Energy is still enjoying success — for now. None of the Top Five performers from last year have stumbled in any significant way since the start of this year.
But in any kind of market — and especially in a New Normal economy — it’s likely just a matter of time. Energy will eventually lose steam, level off, and revert to the mean. Historically, the stocks that lost in one year will outperform the winners the following year.
Emotion often causes investors to overstay their welcome in the stocks that have been winning. And that same emotion keeps those folks from deploying cash into laggards — even those headed for a rebound.
TradeSmith was built around investing software that “systematizes” investing — and, in doing so, helps you avoid the emotional missteps that can cost you dearly.
And I can tell you right now, the “systems” may be identifying a new class of stocks for 2023. If “tech” has had its day, and energy is destined to fade, the next candidate for a sector crown could be biotech/pharmaceutical stocks.
The Health Care Select Sector SPDR Fund (XLV) holds 63 stocks — with 45.16% of those considered healthy by our indicators, and 60.32% rated as “bullish,” meaning we anticipate they will move higher over the next few months.

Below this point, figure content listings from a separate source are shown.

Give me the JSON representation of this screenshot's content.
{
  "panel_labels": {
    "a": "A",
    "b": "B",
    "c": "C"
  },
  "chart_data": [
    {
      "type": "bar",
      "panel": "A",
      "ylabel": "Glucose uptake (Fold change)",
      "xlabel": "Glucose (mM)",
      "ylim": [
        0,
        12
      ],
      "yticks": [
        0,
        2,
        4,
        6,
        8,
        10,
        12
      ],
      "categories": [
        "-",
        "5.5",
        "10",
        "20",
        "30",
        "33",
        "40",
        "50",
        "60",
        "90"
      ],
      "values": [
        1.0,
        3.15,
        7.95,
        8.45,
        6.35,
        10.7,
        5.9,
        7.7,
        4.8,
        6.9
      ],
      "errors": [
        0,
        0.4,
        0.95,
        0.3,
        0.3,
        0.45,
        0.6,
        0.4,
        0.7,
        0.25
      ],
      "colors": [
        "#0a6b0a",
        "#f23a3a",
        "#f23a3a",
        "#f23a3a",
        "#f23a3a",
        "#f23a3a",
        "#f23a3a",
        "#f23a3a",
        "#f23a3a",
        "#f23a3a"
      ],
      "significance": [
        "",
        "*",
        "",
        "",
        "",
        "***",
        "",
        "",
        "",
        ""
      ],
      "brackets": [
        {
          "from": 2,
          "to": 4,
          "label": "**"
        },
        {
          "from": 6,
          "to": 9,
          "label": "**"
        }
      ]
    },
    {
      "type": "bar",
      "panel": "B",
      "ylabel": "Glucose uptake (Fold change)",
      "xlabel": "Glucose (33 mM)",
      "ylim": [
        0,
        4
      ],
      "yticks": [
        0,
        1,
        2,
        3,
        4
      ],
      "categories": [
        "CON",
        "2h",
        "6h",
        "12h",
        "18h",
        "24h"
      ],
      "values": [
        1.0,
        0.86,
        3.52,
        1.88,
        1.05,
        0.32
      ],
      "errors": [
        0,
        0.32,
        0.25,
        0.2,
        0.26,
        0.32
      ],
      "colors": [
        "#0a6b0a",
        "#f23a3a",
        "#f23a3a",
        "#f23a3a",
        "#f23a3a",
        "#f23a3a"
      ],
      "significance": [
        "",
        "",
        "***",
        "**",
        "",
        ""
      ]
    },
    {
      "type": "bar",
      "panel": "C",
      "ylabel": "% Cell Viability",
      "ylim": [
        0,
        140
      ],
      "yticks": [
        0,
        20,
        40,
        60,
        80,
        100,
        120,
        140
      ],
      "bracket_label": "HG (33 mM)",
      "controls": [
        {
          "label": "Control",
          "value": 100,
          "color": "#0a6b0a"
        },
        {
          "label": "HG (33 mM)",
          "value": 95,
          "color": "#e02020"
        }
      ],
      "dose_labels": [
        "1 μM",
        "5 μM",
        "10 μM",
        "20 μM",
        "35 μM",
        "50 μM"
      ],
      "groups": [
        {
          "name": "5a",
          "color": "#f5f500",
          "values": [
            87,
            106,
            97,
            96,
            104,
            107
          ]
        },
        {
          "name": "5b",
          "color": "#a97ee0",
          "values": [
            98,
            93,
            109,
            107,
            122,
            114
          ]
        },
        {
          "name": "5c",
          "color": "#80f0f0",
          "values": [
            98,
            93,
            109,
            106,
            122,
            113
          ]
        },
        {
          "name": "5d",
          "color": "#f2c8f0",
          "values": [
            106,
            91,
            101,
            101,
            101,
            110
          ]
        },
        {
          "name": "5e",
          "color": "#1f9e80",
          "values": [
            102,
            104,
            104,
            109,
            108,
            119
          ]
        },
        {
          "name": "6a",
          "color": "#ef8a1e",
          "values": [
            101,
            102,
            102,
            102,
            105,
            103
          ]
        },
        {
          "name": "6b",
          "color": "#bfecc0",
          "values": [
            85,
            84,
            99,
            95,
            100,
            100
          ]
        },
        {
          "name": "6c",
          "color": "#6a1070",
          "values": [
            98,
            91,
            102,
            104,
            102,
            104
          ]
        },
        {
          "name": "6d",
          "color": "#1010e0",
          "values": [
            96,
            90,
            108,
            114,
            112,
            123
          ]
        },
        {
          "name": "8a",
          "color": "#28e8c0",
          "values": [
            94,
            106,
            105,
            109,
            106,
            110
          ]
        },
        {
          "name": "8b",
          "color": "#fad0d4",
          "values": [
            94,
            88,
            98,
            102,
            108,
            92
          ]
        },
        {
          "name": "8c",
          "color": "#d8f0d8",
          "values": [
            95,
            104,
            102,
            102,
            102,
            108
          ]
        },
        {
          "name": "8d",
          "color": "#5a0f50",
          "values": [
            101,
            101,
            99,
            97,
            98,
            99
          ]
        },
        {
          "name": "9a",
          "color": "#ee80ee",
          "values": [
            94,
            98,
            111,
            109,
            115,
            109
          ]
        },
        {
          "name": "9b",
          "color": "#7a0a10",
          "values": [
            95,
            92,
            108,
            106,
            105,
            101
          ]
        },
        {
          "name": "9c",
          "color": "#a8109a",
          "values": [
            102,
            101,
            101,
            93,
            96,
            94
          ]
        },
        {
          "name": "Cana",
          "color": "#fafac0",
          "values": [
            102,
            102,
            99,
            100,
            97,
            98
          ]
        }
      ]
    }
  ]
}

Two standout health care stocks I’m watching are:
- Sotera Health Co. (SHC): The Ohio-based venture provides sterilization, lab testing, and advisory services to medical-device and pharmaceutical companies. After agreeing to pay off multiple lawsuits related to allegedly harmful factory emissions, Sotera’s stock price virtually doubled in one day. Since the beginning of the year, the share price has climbed 101%.
- And, finally, Scilex Holding Co. (SCLX): The Palo Alto, California-based biotech focuses on non-opioid pain-management products. Scilex is projecting fiscal year 2022 revenue to be as high as $42 million, a year-over-year jump of as much as $11 million. Shares have already moved 81% since the start of 2023. Growth like that is definitely heading in the right direction. It’s got my attention.
There you have it.
We’ve given you new insights on what may come next for stocks.
And we’ve given you two stocks that could add some bacon-like “sizzle” to your portfolio.